Charlotte exhibits offers look at mummies from around the globe

Published 12:00 am Friday, November 18, 2011

CHARLOTTE — It’s not often you go to a museum exhibit and see a “statement of ethics” posted before you enter. But the producers of the Mummies of the World exhibit at Discovery Place want you to know that this is a somber, respectful exhibit. It’s not flashy or sexy, and if you forget, the lighting and sober background music will remind you.
The much-anticipated exhibit — billed as the largest collection of mummies ever assembled — opened in Los Angeles last summer and then moved to Philadelphia, with about half a million visitors seeing it in those cities. It recently opened at Discovery Place and will remain in Charlotte through April 8.
Advance ticket sales were reportedly more than three times ahead of sales for BodyWorlds in 2007, which was also a hugely popular exhibit.
Teaming with the mummies are interactive exhibits that educate visitors and dispel myths about mummies.
One thing exhibit-goers might find surprising is that mummification can occur through natural preservation processes as well as intentional practices such as those used by the ancient Egyptians. A significant number of the specimens in this exhibit are naturally preserved, including the body of a South American woman mummified in the dry desert air, her long hair intact and tattoos still visible on her face and chest.
One of the exhibit’s most popular attractions is the Detmold Child from Peru, dating 3,000 years before King Tut. The chubby cheeks of an infant are still in evidence, which is unexpected, somehow, and a little disconcerting.
Visitors will be fascinated and possibly a bit repulsed to learn that Merck made powdered mummy available to patients in Germany as late as 1924. On display is a vial of the stuff and a page from a Merck catalogue listing “Mumia vera aegyptic” — real Egyptian mummy.
The exhibit — which includes the severed foot of an Egyptian mummy — is a reminder of the wild and wooly time when tombs were plundered by the greedy and unscruluplous who had no qualms about hacking off body parts to sell to equally unscrupulous collectors for a quick payday.
Dr. Heather Gill-Frerking, the scientific research curator for the Germany Mummy Project, was on hand for the exhibit’s opening. When I asked which specimen most intrigued her, she walked me over to a mummy of a South American woman with a child tucked under her head and another resting on her abdomen.
“It fascinates me,” she said.
Researchers have determined that the child on her belly is dated to 300 years after the woman.
So the question, Gill-Frerking asks, is why? Did a collector choose to display them that way? Or did the placement happen before a collector was involved?
We do know, she says, that the child on her belly has a facial tumor that started in his eye and that he was malnourished, possibly as a result of the growth making it difficult for him to eat.
The child tucked underneath the female almost seems to be used as a pillow. That placement is also baffling, she said.
Researchers are in the process of learning more about this particular woman, Gill-Frerking said, by testing her hair, which will give them information about the type of diet she ate. That can yield valuable information about where she lived.
“There’s so much work yet to be done,” she said.
Apparently, researchers are scratching their heads over how to unravel the mysteries behind many of the specimens.
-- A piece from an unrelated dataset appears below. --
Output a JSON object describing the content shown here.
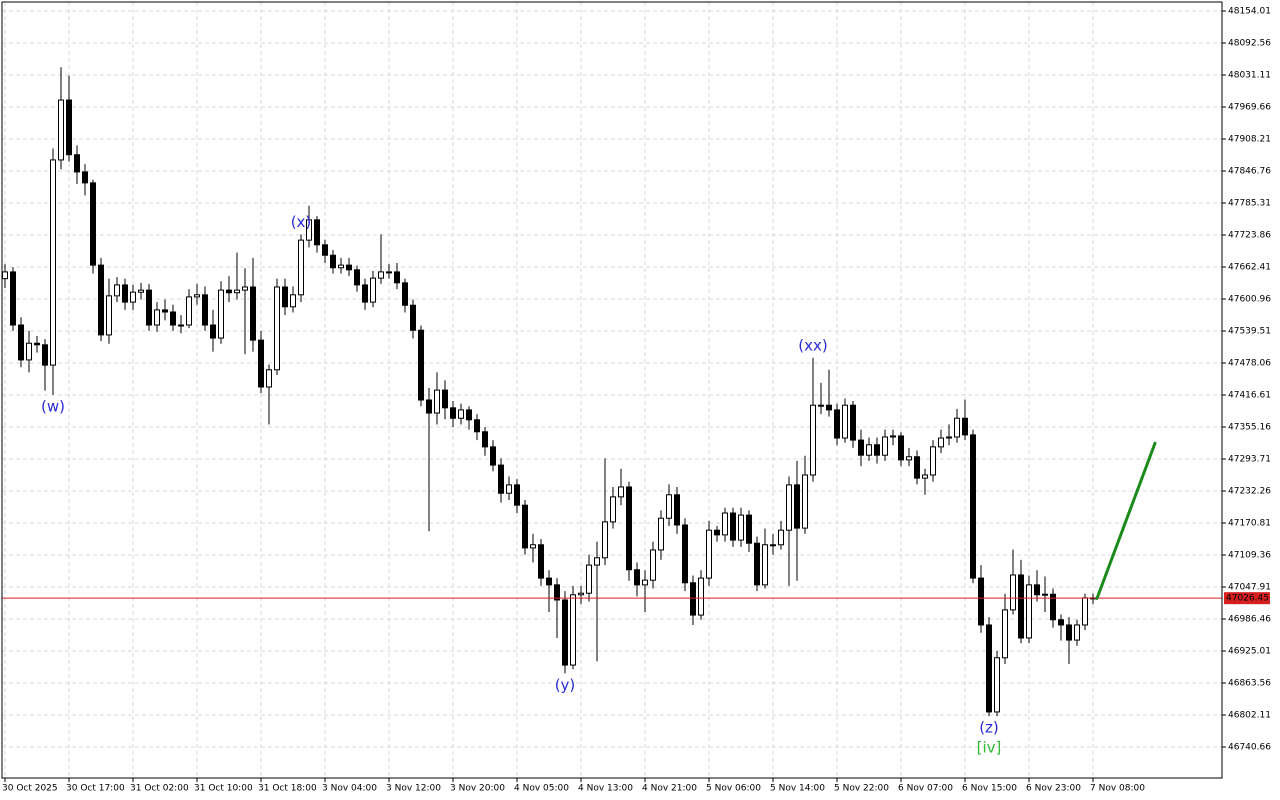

A mummy of a howler monkey, for example, has been decorated at some point with a skirt of feathers. Researchers have no idea when that happened — or why. Was it just for fun?
Gill-Frerking points out that we often can’t know for certain exactly where and in what circumstances mummies were found. Provenance is frequently clouded by the fact that in years past, archeology and anthropology methods were much less meticulous.
I share with Frerking that one of my favorites —though it doesn’t sound particularly fascinating — is a fish that was mummified naturally. She, too, is charmed by it, and for the same reasons I am.
“It’s so intact,” she says. “It hasn’t been distorted.”
But it’s not just that. For me, if not for Gill-Frerking, this perky little mummy-fish offers a bit of a break from the vacant stares of the human bodies, the fleeting thoughts of zombies that float into my mind unbidden as I wander through all these remains. The fish is not a symbol or a reminder of my mortality. It is not a “memento mori.”
The origins of the exhibit are as intriguing as the exhibit itself. Seven years ago, during a renovation at the Reiss-Engelhorn Museums in Mannheim Germany, a crate was discovered in a vault beneath the museum. When a researcher opened it up, he discovered the cache of mummies.
The museum had bought the collection in 1917 from the heirs of artist Gabriel von Max, and the mummies were believed to have disappeared during or after the chaos of World War II. The rediscovered collection, so long neglected, became the focus of what has come to be known as German Mummy Project, which is ongoing.
You may leave the exhibit as I did with more questions than answers, but then again, that seems to be how the researchers feel as well.
Bring the kids, by all means, but you may want to prepare them a bit for what they’re going to see.